Neither side's battlefield assertions could be independently verified.

LOGISTICS HUB

In his comments, Kadyrov launched a blistering attack on Colonel-General Alexander Lapin, the commander overseeing Lyman, who he derided as a "mediocrity". Kadyrov also said he personally had warned Russia's army chief, General Valery Gerasimov, of a looming disaster.

"The general assured me he had no doubts about Lapin's talent for leadership and did not think a retreat was possible in ... Lyman and its surroundings," he said.

Russia has used Lyman as a logistics and transport hub for its operations in the north of the Donetsk region. Its capture is Ukraine's biggest battlefield gain since a lightning counteroffensive in the northeastern Kharkiv region last month.

The Ukrainian military has said its capture would allow Kyiv to advance into the Luhansk region, whose full capture Moscow announced at the beginning of July after weeks of slow, grinding advances.

"Lyman is important because it is the next step towards the liberation of the Ukrainian Donbas. It is an opportunity to go further to Kreminna and Sievierodonetsk, and it is psychologically very important," Cherevatyi said.

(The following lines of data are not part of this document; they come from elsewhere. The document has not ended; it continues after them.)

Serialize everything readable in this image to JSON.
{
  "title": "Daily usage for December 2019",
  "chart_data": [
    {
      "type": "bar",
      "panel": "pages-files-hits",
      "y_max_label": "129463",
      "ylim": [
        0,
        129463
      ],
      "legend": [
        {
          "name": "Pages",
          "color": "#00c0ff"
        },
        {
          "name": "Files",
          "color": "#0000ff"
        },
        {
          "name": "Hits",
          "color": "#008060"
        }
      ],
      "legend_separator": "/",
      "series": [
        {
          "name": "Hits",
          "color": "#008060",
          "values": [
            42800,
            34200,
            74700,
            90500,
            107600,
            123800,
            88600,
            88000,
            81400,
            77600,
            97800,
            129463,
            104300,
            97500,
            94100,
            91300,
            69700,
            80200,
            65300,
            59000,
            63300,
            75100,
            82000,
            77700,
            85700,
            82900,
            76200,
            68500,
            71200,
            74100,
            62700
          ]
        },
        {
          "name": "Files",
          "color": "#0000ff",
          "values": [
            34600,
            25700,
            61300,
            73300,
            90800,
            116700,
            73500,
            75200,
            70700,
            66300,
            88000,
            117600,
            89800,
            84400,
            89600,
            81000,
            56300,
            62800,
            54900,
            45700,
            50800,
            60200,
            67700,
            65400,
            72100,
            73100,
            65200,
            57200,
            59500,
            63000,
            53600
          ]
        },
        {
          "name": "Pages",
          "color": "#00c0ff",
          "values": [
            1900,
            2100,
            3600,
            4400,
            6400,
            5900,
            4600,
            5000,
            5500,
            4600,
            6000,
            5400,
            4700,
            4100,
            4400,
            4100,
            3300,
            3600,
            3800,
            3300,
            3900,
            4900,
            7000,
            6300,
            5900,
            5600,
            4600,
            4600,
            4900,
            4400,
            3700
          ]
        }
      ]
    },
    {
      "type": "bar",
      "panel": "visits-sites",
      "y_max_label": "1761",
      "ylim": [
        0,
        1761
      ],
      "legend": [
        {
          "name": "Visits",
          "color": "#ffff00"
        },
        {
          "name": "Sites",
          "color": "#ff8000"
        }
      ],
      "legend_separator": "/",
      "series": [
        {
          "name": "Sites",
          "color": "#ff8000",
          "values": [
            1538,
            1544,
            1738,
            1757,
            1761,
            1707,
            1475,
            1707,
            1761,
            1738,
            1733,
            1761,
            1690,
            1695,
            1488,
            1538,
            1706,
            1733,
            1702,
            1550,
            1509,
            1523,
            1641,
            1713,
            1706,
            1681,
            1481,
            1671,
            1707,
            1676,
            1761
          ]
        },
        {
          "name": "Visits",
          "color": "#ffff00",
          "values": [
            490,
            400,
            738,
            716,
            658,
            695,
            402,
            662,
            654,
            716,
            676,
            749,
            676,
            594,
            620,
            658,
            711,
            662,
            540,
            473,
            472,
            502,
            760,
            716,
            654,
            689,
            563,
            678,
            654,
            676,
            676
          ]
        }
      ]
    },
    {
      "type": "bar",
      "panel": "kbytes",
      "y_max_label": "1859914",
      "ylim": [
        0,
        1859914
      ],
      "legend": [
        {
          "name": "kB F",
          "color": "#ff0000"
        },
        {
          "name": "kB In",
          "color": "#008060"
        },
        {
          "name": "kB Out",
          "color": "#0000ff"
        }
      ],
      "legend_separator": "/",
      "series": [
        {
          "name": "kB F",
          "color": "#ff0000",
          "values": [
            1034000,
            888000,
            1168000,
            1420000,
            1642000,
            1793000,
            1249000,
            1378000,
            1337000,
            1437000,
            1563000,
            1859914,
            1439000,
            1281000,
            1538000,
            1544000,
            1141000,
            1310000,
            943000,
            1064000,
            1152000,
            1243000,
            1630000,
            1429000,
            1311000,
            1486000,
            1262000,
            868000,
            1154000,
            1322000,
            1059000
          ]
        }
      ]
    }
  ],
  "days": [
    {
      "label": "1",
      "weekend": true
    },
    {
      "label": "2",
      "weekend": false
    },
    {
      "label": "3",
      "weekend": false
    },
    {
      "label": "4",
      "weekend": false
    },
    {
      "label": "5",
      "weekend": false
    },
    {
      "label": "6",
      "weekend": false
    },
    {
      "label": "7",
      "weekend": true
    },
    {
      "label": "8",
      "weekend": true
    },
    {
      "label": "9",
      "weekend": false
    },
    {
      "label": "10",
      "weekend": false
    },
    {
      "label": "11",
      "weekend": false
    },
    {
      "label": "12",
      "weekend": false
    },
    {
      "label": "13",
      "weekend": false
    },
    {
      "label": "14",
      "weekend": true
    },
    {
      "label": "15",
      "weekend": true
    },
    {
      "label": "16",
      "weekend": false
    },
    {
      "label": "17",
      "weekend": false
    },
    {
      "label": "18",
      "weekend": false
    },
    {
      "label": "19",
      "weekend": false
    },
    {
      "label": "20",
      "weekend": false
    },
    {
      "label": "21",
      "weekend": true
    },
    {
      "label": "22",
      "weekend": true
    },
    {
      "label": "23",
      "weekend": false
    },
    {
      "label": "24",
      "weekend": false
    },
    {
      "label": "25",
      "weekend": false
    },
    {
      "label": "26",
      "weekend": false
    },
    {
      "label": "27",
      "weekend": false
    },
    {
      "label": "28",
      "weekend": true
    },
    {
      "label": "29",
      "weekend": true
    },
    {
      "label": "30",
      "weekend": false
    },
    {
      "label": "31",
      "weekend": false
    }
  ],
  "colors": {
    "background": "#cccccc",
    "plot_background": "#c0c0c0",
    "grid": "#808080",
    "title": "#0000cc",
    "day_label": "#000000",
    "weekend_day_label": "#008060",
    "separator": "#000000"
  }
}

Donetsk and Luhansk regions together make up the wider Donbas region that has been a major focus for Russia since soon after the start of Moscow's invasion on Feb. 24 in what it called a "special military operation" to demilitarise its neighbour.

Putin proclaimed the Donbas regions of Donetsk and Luhansk and the southern regions of Kherson and Zaporizhzhia to be Russian land in Friday's ceremony - a swathe of territory equal to about 18 prcent of Ukraine's total surface land area.

Ukraine and its Western allies branded Russia's move as illegal. Kyiv vowed to continue liberating its land of Russian forces and said it would not hold peace talks with Moscow while Putin remained as president.

Retired US General Ben Hodges, a former commander of the US Army in Europe, said a Russian defeat in Lyman after Putin's declaration would be a major political and military embarrassment for the Russian leader.

"This puts in bright lights that his claim is illegitimate and cannot be enforced," he said.

It remained to be seen how Ukrainian commanders would exploit the rout, he said, adding it likely would further erode the morale of Moscow’s troops holding other Ukrainian territory.